Add an extractor for CNN (closes #1318)

2013-08-27 11:56:48 +02:00
parent e86ea47c02
commit 1a582dd49d
2 changed files with 48 additions and 0 deletions
--- a/youtube_dl/extractor/init.py
+++ b/youtube_dl/extractor/init.py
@@ -9,6 +9,7 @@ from .brightcove import BrightcoveIE
 from .c56 import C56IE
 from .canalplus import CanalplusIE
 from .canalc2 import Canalc2IE
 from .cnn import CNNIE
 from .collegehumor import CollegeHumorIE
 from .comedycentral import ComedyCentralIE
 from .condenast import CondeNastIE
--- a/youtube_dl/extractor/cnn.py
+++ b/youtube_dl/extractor/cnn.py
@@ -0,0 +1,47 @@
 import re
 import xml.etree.ElementTree
 from .common import InfoExtractor
 from ..utils import determine_ext
 class CNNIE(InfoExtractor):
    _VALID_URL = r'https?://(edition\.)?cnn\.com/video/(data/.+?|\?)/(?P<path>.+?/(?P<title>[^/]+?)\.cnn)'
    _TEST = {
        u'url': u'http://edition.cnn.com/video/?/video/sports/2013/06/09/nadal-1-on-1.cnn',
        u'file': u'sports_2013_06_09_nadal-1-on-1.cnn.mp4',
        u'md5': u'3e6121ea48df7e2259fe73a0628605c4',
        u'info_dict': {
            u'title': u'Nadal wins 8th French Open title',
            u'description': u'World Sport\'s Amanda Davies chats with 2013 French Open champion Rafael Nadal.',
        },
    }
    def _real_extract(self, url):
        mobj = re.match(self._VALID_URL, url)

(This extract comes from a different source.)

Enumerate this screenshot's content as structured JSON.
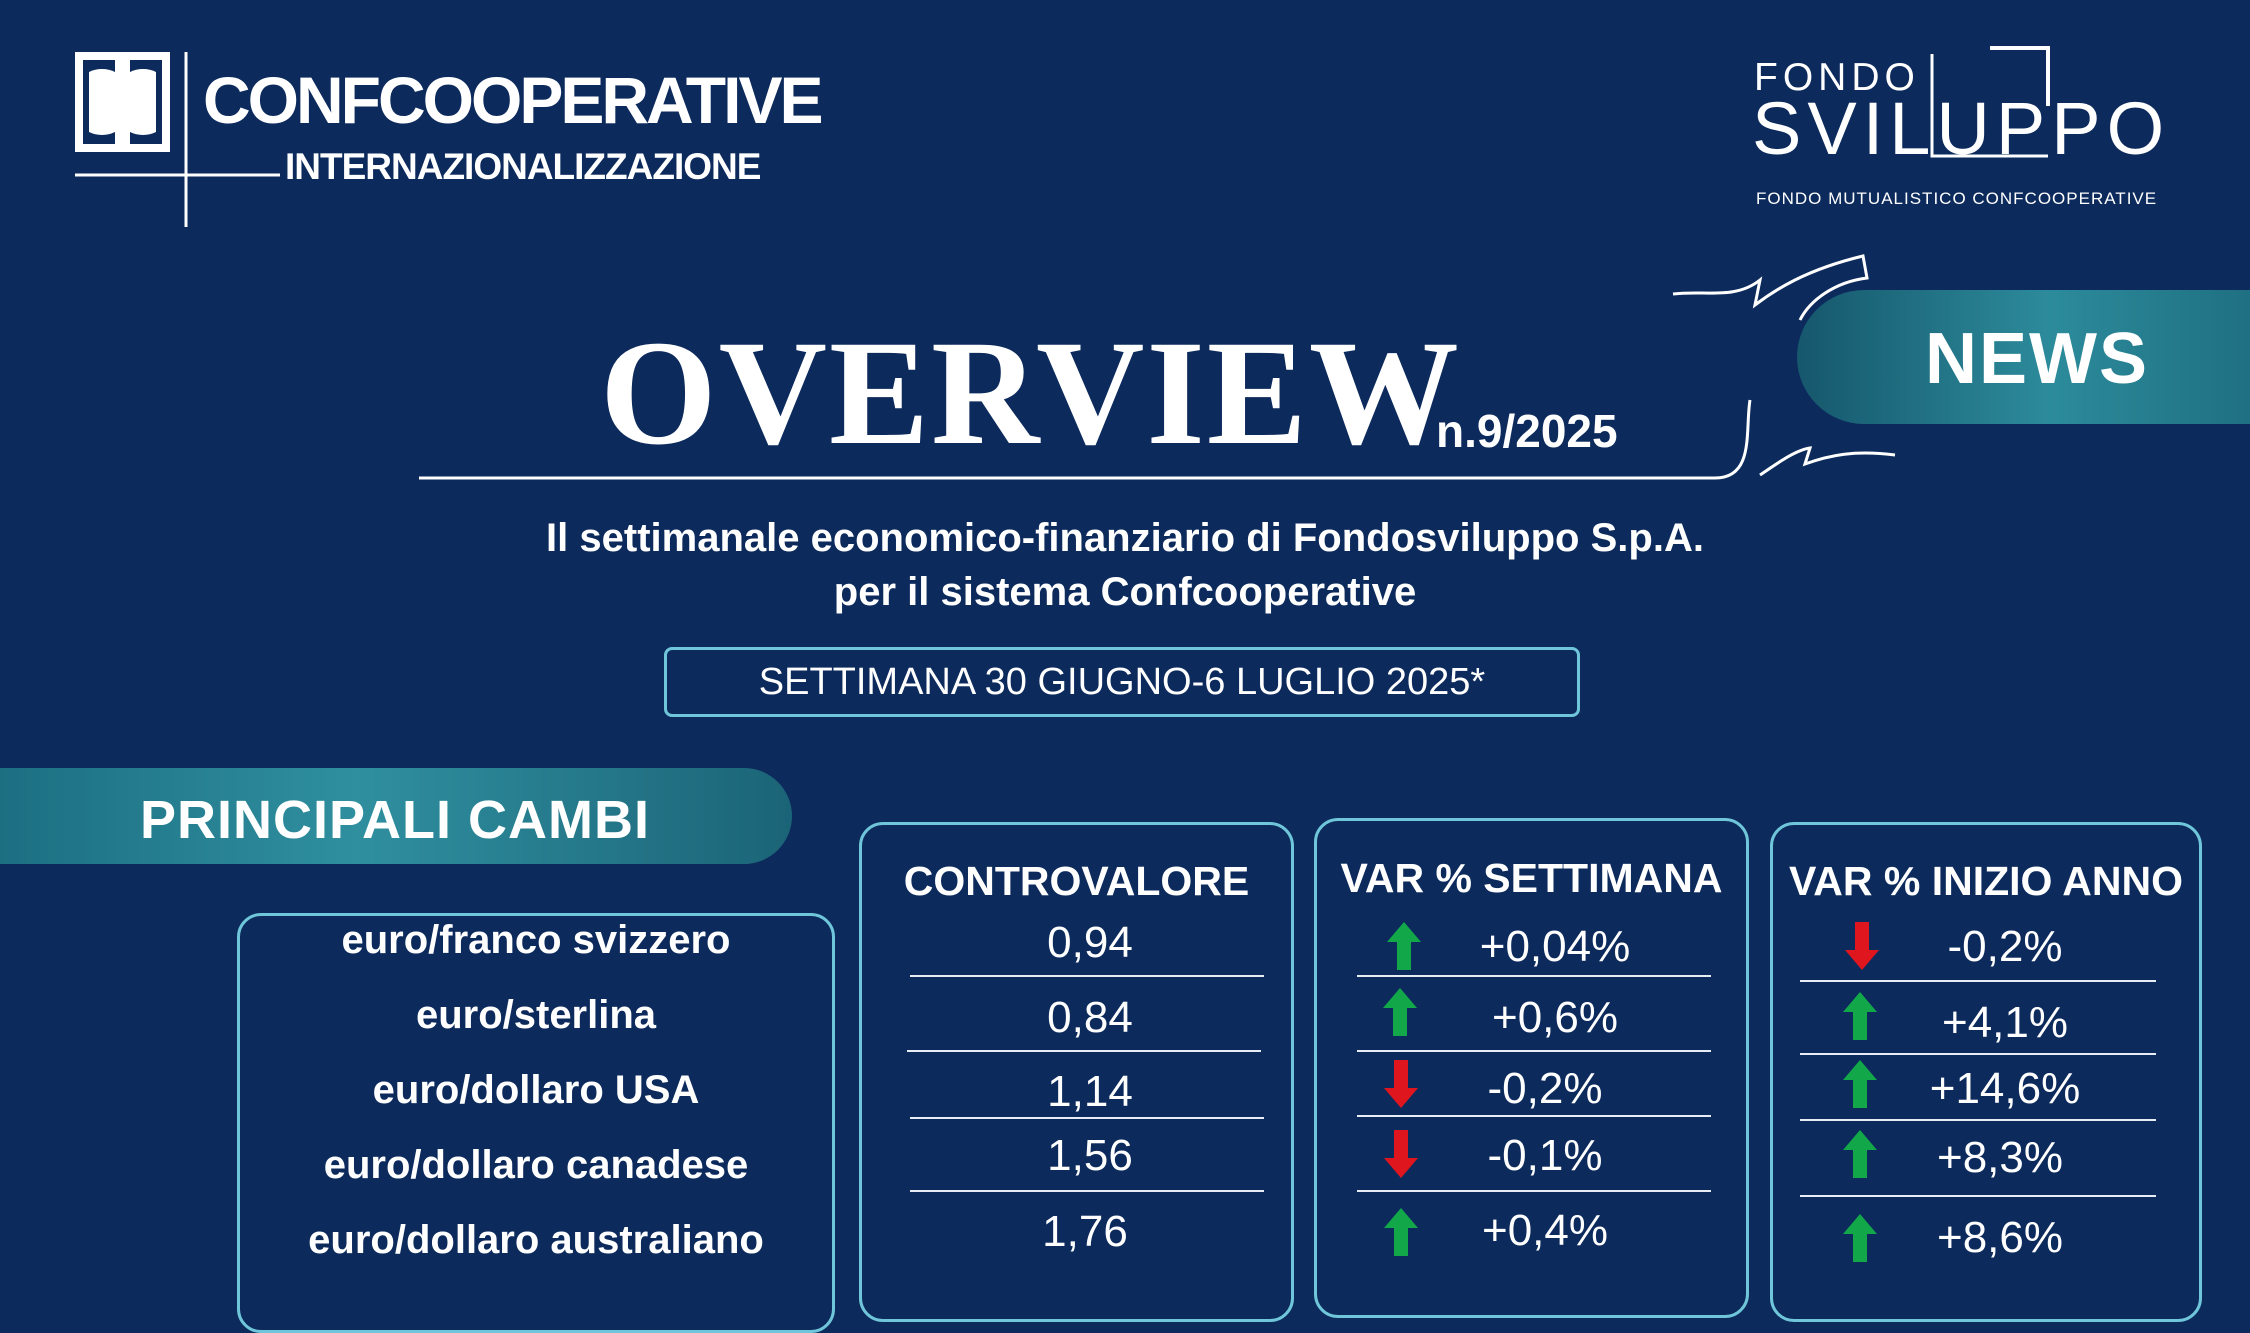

        path = mobj.group('path')
        page_title = mobj.group('title')
        info_xml = self._download_webpage(
            'http://cnn.com/video/data/3.0/%s/index.xml' % path, page_title)
        info = xml.etree.ElementTree.fromstring(info_xml.encode('utf-8'))
        formats = []
        for f in info.findall('files/file'):
            mf = re.match(r'(\d+)x(\d+)(?:_(.*)k)?',f.attrib['bitrate'])
            if mf is not None:
                formats.append((int(mf.group(1)), int(mf.group(2)), int(mf.group(3) or 0), f.text))
        formats = sorted(formats)
        (_,_,_, video_path) = formats[-1]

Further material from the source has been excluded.